Tiroler zünden BMW-Turbo

Bei der nationalen Fahrpräsentation des neuen X5 verließ sich der süddeutsche Autobauer auf das Geschick von sechs Studenten der Fachhochschule Kufstein.

Von Markus Höscheler

Innsbruck, Kufstein –Langweilig war dem Sextett nicht, das Angebot einer zusätzlichen Beschäftigung, eingefädelt von Philipp Gamper, konnte es dennoch nicht ausschlagen. Gamper unterrichtet an der Fachhochschule Kufstein und arbeitet gleichzeitig für BMW Austria. Und so entstand die Idee, dass Teilnehmer des berufsbegleitenden Lehrgangs für Sport-, Kultur- und Veranstaltungsmanagement ein Konzept für die Durchführung einer nationalen Fahrzeugpräsentation entwickeln sowie für deren Durchführung verantwortlich sein sollten.

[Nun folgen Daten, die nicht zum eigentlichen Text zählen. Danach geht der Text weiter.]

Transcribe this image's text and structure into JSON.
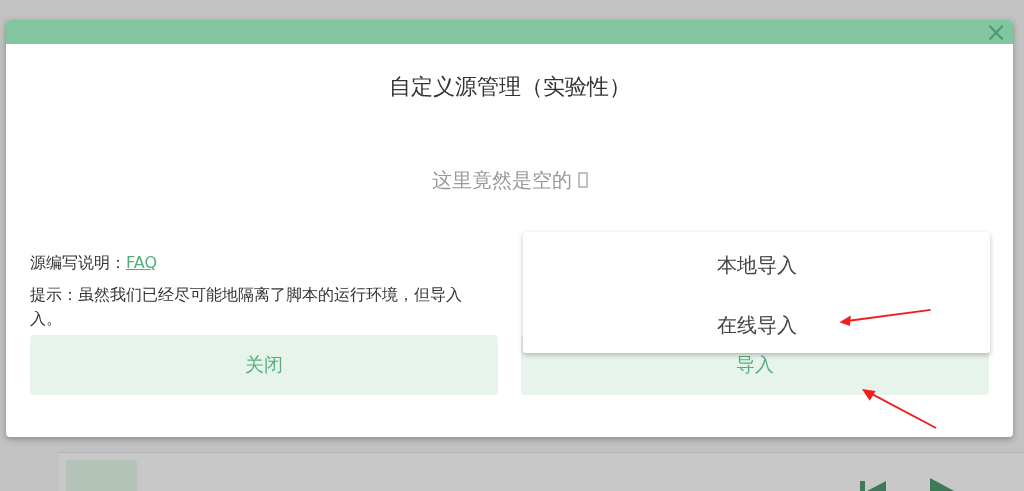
{
  "dialog": {
    "title": "自定义源管理（实验性）",
    "close_label": "×",
    "empty_text": "这里竟然是空的",
    "faq_label": "源编写说明：",
    "faq_link": "FAQ",
    "tip_lines": [
      "提示：虽然我们已经尽可能地隔离了脚本的运行环境，但导入",
      "入。"
    ],
    "buttons": [
      {
        "label": "关闭"
      },
      {
        "label": "导入"
      }
    ]
  },
  "import_menu": {
    "items": [
      {
        "label": "本地导入"
      },
      {
        "label": "在线导入"
      }
    ]
  }
}
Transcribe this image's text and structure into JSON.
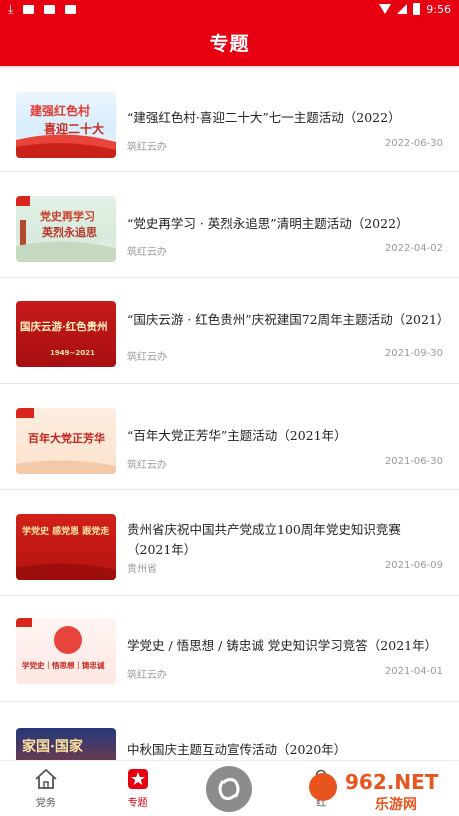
{
  "status_bar": {
    "time": "9:56",
    "icons": [
      "download-icon",
      "mail-icon",
      "mail-icon",
      "app-icon"
    ],
    "right_icons": [
      "wifi-icon",
      "signal-icon",
      "battery-icon"
    ]
  },
  "header": {
    "title": "专题"
  },
  "topics": [
    {
      "title": "“建强红色村·喜迎二十大”七一主题活动（2022）",
      "source": "筑红云办",
      "date": "2022-06-30",
      "thumb": {
        "line1": "建强红色村",
        "line2": "喜迎二十大"
      }
    },
    {
      "title": "“党史再学习 · 英烈永追思”清明主题活动（2022）",
      "source": "筑红云办",
      "date": "2022-04-02",
      "thumb": {
        "line1": "党史再学习",
        "line2": "英烈永追思"
      }
    },
    {
      "title": "“国庆云游 · 红色贵州”庆祝建国72周年主题活动（2021）",
      "source": "筑红云办",
      "date": "2021-09-30",
      "thumb": {
        "line1": "国庆云游·红色贵州",
        "line2": "1949~2021"
      }
    },
    {
      "title": "“百年大党正芳华”主题活动（2021年）",
      "source": "筑红云办",
      "date": "2021-06-30",
      "thumb": {
        "line1": "百年大党正芳华",
        "line2": ""
      }
    },
    {
      "title": "贵州省庆祝中国共产党成立100周年党史知识竞赛（2021年）",
      "source": "贵州省",
      "date": "2021-06-09",
      "thumb": {
        "line1": "学党史 感党恩 跟党走",
        "line2": ""
      }
    },
    {
      "title": "学党史 / 悟思想 / 铸忠诚 党史知识学习竞答（2021年）",
      "source": "筑红云办",
      "date": "2021-04-01",
      "thumb": {
        "line1": "学党史｜悟思想｜铸忠诚",
        "line2": ""
      }
    },
    {
      "title": "中秋国庆主题互动宣传活动（2020年）",
      "source": "",
      "date": "",
      "thumb": {
        "line1": "家国·国家",
        "line2": ""
      }
    }
  ],
  "tabbar": {
    "tabs": [
      {
        "label": "党务",
        "icon": "home-icon"
      },
      {
        "label": "专题",
        "icon": "star-badge-icon"
      },
      {
        "label": "",
        "icon": "center-logo-icon"
      },
      {
        "label": "红",
        "icon": "person-icon"
      }
    ]
  },
  "watermark": {
    "text": "962.NET",
    "subtext": "乐游网"
  },
  "colors": {
    "brand_red": "#e60012",
    "muted_text": "#9a9a9a"
  }
}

Was die Studenten noch nicht ahnten: Die BMW- Zentrale in München schaltete sich ein und verlangte nach einer Erweiterung der Veranstaltung, um den X5 auch Journalisten aus Zentral- und Südosteuropa vorstellen zu können. Das war aber nicht die einzige Herausforderung, die sich den Fachhochschülern stellte: „Wir kümmerten uns um Hotelbuchung, die Streckenauswahl, die Einladung der Teilnehmer, das Catering, die Menüauswahl und die Fahrzeuglogistik“, berichtet Projektleiterin Martina Unterberger. „Das passierte natürlich alles in Abstimmung mit BMW Austria.“

Die ersten Arbeiten begannen im Frühjahr, richtig los ging es im darauf folgenden Sommer – und da war es besonders knifflig. „Wir mussten sechs Studenten an sechs verschiedenen Standorten auf dem Laufenden halten.“ Unterberger und ihre Kollegen mussten konsequenterweise sehr oft E-Mails verfassen, zum Telefon greifen – selbst von Videokonferenzen wussten sie zu berichten. „Wir haben sie zweimal durchgeführt, aber sie ersetzen leider nicht Face-to-Face-Kontakte.“

Dass die mehrtägige X5-Veranstaltung in Tirol stattfinden sollte, war im Übrigen keine ausgemachte Sache: „Zur Auswahl standen zwei Hotels – eines in Salzburg und eines Tirol“, erinnert sich Unterberger. Den Zuschlag erhielt schließlich die Fünf-Sterne-Einrichtung Interalpen, versteckt im Wald, hoch über Telfs. In weiterer Folge sorgten sich die Hochschüler in Abstimmung mit der BMW-Presseabteilung um Räumlichkeiten am Innsbrucker Flughafen (zur Abhaltung einer Pressekonferenz für die eingeladenen Motorjournalisten), um die Adaptierung der Driving Village in Tarrenz und um eine attraktive Routenauswahl.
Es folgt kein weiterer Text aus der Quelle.